О нарастании ко времени составления “Письма о цензуре в России” успеха лондонских изданий Искандера, передававшихся из рук в руки, пересказывавшихся и переписывавшихся, свидетельствовали в начале 1858 г. его корреспонденты. Так, Н. А. Мельгунов замечал: “Молодежь на тебя молится, добывает твои портреты, — даже не бранит того и тех, кого ты, очевидно с умыслом, не бранишь”. К. Д. Кавелин писал: “Влияние твое безмерно. Herzen est une puissance**, сказал недавно кн. Долгоруков за обедом у себя. Прежние враги твои по литературе исчезли. Все думающие, пишущие, желающие добра — твои друзья и более или менее твои почитатели… Словом, в твоих руках огромная власть”. Эту власть признавали представители разных идейных лагерей и общественных слоев. В “Былом и думах” А. И. Герцен писал: “Колокол” — власть, — говорил мне в Лондоне, horribile dictu*, Катков и прибавил, что он у Ростовцева лежит для справок по крестьянскому вопросу… И прежде его повторяли то же и Тlt;ургеневgt;, и Аlt;ксаковgt;, и Сlt;амаринgt;, и Кlt;авелинgt;, генералы из либералов, либералы из статских советников, придворные дамы с жаждой прогресса и флигель-адъютанты с литературой…”.
Именно с герценовской “властью” связывал И. С. Аксаков предложенный на рассмотрение Тютчева горчаковский проект: “Между тем герценская “Вольная Русская печатня в Лондоне” не могла не смутить официальные сферы и заставила их серьезно призадуматься: какими бы средствами противодействовать ее влиянию? Но какими же средствами? Все запреты, все полицейские способы возбранить пропуск “Колокола” оказались бессильными. “Колокол” читался всею Россией, и обаяние единственно свободного, впервые раздавшегося Русского слова было неотразимо.
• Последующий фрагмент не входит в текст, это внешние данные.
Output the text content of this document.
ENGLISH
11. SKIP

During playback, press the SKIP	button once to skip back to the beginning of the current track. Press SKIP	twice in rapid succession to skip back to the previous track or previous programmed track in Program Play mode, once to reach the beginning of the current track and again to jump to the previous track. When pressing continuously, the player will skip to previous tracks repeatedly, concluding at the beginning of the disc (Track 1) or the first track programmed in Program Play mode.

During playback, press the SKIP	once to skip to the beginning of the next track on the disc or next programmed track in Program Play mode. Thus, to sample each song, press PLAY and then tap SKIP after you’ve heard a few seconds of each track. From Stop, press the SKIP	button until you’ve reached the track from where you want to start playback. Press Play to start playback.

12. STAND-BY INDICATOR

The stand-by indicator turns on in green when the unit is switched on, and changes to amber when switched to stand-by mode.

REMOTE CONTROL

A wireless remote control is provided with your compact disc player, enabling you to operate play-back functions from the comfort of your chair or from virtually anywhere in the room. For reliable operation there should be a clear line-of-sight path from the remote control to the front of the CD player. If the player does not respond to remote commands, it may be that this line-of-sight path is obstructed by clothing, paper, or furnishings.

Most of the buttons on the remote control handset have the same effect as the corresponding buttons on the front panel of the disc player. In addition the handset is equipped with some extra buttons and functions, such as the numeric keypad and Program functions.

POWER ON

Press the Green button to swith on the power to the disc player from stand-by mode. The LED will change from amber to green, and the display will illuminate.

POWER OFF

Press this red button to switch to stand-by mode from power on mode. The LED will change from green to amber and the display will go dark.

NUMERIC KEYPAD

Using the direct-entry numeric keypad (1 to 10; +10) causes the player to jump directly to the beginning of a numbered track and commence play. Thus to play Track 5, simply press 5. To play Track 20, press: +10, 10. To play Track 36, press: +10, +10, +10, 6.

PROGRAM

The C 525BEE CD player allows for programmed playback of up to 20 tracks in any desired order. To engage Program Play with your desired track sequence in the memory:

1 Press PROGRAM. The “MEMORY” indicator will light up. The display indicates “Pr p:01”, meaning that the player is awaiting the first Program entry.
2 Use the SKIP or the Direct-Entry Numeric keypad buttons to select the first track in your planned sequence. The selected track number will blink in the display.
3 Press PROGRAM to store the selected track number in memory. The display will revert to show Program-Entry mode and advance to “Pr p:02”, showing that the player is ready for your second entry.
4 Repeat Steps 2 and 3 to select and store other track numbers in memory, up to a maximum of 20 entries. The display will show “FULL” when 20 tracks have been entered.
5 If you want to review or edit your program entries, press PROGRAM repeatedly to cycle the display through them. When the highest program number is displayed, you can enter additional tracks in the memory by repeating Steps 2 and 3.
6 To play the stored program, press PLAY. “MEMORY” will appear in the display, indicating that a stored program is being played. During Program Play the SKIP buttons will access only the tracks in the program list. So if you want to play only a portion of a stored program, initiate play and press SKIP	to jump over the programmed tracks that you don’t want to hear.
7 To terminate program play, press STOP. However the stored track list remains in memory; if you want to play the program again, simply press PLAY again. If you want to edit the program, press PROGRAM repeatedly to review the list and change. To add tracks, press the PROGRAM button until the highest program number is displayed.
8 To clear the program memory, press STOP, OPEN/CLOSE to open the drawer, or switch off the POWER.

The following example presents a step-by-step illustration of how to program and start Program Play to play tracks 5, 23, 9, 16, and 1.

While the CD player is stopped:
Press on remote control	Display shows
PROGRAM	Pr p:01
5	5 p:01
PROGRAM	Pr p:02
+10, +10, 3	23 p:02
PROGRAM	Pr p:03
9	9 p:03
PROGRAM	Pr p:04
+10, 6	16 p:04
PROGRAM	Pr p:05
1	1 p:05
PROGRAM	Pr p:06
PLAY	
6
В правительственных сферах пришли, наконец, к мысли, что наилучшим средством вывести и общество, и себя из такого фальшивого положения было бы учреждение в самом Петербурге Русского литературного органа, такого органа, который, издаваясь при содействии, покровительстве и денежном пособии от правительства, но в то же время с приемами и развязностью почти свободной газеты, боролся бы с Герценом и направлял бы общественное мнение на истинный путь… Для редакции такого журнала предполагалось пригласить благонамеренных, благонадежных, но однако же авторитетных литераторов… Этот-то проект, сообщенный Тютчеву на предварительное рассмотрение, и послужил поводом к его письму”.
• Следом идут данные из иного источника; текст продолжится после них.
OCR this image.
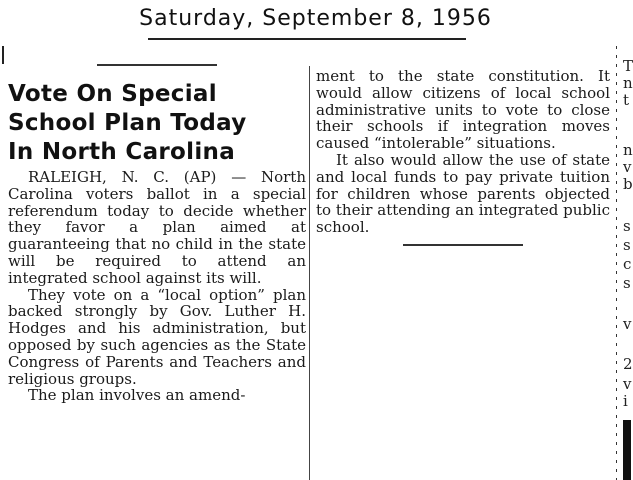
Saturday, September 8, 1956
Vote On Special
School Plan Today
In North Carolina

RALEIGH, N. C. (AP) — North Carolina voters ballot in a special referendum today to decide whether they favor a plan aimed at guaranteeing that no child in the state will be required to attend an integrated school against its will.

They vote on a “local option” plan backed strongly by Gov. Luther H. Hodges and his administration, but opposed by such agencies as the State Congress of Parents and Teachers and religious groups.

The plan involves an amend-

ment to the state constitution. It would allow citizens of local school administrative units to vote to close their schools if integration moves caused “intolerable” situations.

It also would allow the use of state and local funds to pay private tuition for children whose parents objected to their attending an integrated public school.

T
n
t
n
v
b
s
s
c
s
v
2
v
i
Тютчев в “Письме о цензуре в России” подчеркивает необходимость “русских изданий за границей, вне всякого контроля нашего правительства”. Он придавал большое значение подобного рода “учреждениям”, призванным в условиях свободной состязательности противостоять либеральной и революционной печати. Советуя М. П. Погодину, добивавшемуся публикации своих “историко-политических писем” в России, печатать их за рубежом, во избежание цензурных сокращений, Тютчев писал ему 13 октября 1857 г.: “После нескончаемых проволочек поставят вам, в непременное условие, сделать столько изменений, оговорок и уступок всякого рода, что письма ваши утратят всю свою историческую современную физиономию, и выйдет из них нечто вялое, бесхарактерное, нечто вроде полуофициальной статьи, задним числом писанной. — Сказать ли вам, чего бы я желал? Мне бы хотелось, чтобы какой-нибудь добрый или даже недобрый человек — без вашего согласия и даже без вашего ведома издал бы эти письма так, как они есть, — за границею… Такое издание имело бы свое значение, свое полное, историческое значение. — Вообще, мы до сих пор не умеем пользоваться, как бы следовало, русскими заграничными к н и г о п е ч а т н я м и, а в нынешнем положении дел это орудие н е о б х о д и м о е. Поверьте мне, правительственные люди — не у нас только, но везде — только к тем идеям имеют уважение, которые без их разрешения, без их фирмы гуляют по белому свету… Только со Свободным словом обращаются они, как взрослый с взрослым, как равный с равным. На все же прочее смотрят они — даже самые благонамеренные и либеральные — как на ученические упражнения…”.